The real reason for Obama's ridiculous coverage during the election, was, well.....
Obama differs from his predecessors mainly in the false hopes generated by sometimes fawning campaign coverage from jaded journalists who temporarily let themselves get carried away by his eloquence and the historic nature of his candidacy. When politics returned to normal, their coverage returned to form.
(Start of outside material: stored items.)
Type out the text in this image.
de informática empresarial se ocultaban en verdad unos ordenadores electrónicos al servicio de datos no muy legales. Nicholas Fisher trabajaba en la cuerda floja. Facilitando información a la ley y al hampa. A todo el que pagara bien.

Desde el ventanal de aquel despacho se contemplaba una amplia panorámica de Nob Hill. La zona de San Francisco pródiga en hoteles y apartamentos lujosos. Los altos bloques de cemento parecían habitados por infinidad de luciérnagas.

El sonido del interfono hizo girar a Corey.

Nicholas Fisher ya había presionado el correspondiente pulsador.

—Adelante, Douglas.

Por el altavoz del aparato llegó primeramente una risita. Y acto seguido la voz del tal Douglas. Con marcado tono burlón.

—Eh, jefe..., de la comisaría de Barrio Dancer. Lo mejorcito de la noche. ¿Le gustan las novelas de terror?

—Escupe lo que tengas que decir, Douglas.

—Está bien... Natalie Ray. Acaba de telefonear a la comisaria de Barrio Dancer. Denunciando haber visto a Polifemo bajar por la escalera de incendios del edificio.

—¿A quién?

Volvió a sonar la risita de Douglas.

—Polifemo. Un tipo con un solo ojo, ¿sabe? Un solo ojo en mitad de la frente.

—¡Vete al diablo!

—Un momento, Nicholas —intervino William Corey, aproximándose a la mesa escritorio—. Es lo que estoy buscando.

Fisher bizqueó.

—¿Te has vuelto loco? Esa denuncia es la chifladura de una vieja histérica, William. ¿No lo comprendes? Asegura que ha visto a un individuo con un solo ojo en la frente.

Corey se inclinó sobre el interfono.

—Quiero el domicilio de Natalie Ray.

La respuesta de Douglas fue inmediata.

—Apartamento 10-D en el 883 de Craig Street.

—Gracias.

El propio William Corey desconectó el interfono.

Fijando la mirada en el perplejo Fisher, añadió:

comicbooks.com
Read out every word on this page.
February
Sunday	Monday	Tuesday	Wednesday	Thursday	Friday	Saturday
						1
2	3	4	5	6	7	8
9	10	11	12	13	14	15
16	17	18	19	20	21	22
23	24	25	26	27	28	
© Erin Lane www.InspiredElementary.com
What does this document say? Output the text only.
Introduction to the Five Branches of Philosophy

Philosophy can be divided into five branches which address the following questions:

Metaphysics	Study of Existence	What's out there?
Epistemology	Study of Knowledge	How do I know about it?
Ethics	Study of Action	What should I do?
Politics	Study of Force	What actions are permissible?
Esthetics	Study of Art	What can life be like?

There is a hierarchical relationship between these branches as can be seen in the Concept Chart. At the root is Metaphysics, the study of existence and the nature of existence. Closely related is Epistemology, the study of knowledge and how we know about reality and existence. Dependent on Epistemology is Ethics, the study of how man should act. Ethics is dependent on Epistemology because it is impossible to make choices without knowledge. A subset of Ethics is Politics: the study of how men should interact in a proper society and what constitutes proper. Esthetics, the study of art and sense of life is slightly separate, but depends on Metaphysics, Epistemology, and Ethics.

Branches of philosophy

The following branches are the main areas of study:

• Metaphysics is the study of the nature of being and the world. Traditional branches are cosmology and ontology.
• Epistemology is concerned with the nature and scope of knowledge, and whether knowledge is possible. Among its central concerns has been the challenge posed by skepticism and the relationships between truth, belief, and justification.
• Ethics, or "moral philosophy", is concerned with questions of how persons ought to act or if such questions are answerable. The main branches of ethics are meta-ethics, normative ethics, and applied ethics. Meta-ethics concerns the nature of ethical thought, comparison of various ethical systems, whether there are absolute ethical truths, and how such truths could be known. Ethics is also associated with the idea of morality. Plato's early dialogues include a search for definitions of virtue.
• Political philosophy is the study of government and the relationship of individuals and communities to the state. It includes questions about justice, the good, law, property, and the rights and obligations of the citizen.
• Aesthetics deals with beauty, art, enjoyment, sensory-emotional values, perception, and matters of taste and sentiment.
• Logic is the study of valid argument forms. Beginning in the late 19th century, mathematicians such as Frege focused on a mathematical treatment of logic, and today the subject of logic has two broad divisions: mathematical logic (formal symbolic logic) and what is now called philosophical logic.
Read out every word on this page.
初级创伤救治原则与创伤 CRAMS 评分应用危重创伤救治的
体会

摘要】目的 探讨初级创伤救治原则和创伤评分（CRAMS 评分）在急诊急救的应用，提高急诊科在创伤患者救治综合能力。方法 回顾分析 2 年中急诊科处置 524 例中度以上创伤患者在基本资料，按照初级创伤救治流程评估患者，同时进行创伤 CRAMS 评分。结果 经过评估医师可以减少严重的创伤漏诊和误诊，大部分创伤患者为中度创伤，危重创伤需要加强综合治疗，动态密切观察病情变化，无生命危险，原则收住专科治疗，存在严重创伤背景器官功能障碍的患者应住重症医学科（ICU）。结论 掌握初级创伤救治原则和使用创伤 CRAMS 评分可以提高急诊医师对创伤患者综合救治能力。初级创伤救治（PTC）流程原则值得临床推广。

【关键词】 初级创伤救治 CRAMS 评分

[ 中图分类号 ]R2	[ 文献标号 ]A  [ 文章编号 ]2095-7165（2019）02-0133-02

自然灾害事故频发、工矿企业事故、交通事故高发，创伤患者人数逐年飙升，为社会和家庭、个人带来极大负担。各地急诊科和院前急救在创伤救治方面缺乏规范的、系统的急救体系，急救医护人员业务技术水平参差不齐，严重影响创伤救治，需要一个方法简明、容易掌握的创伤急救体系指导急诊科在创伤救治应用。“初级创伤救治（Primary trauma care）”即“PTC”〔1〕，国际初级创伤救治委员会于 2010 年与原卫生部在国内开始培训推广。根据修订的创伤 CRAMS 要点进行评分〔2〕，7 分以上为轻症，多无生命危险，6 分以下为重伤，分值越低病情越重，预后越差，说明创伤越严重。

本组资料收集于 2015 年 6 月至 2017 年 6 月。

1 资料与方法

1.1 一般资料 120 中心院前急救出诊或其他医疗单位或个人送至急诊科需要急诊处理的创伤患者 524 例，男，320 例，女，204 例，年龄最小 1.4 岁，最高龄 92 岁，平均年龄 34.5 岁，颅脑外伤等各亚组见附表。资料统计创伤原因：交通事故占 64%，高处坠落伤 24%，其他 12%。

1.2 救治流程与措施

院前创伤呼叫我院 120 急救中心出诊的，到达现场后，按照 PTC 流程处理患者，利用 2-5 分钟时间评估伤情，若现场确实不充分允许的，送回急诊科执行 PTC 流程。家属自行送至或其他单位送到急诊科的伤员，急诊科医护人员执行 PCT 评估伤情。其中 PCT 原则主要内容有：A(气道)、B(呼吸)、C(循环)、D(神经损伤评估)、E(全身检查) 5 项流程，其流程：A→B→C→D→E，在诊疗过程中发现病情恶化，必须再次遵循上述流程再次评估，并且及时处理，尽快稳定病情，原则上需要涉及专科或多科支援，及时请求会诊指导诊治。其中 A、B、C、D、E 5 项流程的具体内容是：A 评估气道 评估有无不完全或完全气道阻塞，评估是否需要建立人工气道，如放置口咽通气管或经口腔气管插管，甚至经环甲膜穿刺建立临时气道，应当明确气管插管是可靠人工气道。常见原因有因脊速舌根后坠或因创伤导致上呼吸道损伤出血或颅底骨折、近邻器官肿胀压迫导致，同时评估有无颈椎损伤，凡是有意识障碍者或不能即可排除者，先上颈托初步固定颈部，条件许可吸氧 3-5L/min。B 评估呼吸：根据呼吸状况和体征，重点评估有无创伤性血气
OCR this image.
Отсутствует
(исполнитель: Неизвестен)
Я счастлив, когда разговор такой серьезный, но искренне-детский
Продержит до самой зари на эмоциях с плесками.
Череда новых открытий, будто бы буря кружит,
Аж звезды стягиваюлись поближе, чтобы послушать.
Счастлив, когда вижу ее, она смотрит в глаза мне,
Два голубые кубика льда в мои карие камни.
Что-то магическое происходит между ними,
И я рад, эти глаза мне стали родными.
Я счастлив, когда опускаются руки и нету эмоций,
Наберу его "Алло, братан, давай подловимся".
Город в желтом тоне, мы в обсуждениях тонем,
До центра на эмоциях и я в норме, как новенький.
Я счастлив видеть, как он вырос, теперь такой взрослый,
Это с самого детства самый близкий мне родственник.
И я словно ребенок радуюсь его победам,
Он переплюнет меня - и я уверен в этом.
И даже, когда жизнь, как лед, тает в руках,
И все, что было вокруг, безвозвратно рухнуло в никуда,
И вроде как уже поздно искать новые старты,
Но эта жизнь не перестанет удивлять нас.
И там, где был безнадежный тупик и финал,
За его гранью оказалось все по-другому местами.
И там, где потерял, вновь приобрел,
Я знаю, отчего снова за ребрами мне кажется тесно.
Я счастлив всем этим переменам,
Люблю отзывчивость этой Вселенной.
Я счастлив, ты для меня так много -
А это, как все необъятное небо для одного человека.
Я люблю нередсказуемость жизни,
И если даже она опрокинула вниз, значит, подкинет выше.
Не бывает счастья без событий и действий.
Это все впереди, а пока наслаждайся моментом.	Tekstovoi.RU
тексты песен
The only word I'd quibble about in the quote above is "fawning."
Of course Fox remains a special case among Obama's tormentors, with its stable of conservative talk show hosts singing the same discordant tune. But odds are that the next Republican president will get the same reception from Fox's liberal counterparts on MSNBC. A GOP president will also have to cope with the growing trend among entertainment-oriented cable channels to feature liberal commentators, such as Comedy Central's Jon Stewart and Stephen Colbert and HBO's Bill Maher.

Across the cable landscape, reporting seems to be merging with commentary just as surely as news is merging with entertainment. In light of White House charges that Fox is "not really a news organization," it is ironic that among all the cable channels that feature political news and comment, Fox is the only one that runs an old-fashioned half hour of nightly news modeled on the broadcast networks.

To be sure, this president can expect more criticism from Fox than from CNN and MSNBC. But to single out Fox as the problem, because--unlike other television news--it has morphed from a news organization into an adversary? He should be so lucky.

Stewart and Colbert are funny, and Maher is beneath contempt. But unmentioned in Lichter's analysis is the fact that FoxNEWS is routinely outdrawing ALL FOUR of the other cable "news" [MSNBC is an agitprop corporate suck-up channel] outlets.

Remember back in the late '90s when FoxNEWS went 24-7, an atheist drunk said CNN would "crush it like a bug?" AOLTimeWarner's only smart move was to evict that diesel fanny out of its boardroom first item of business.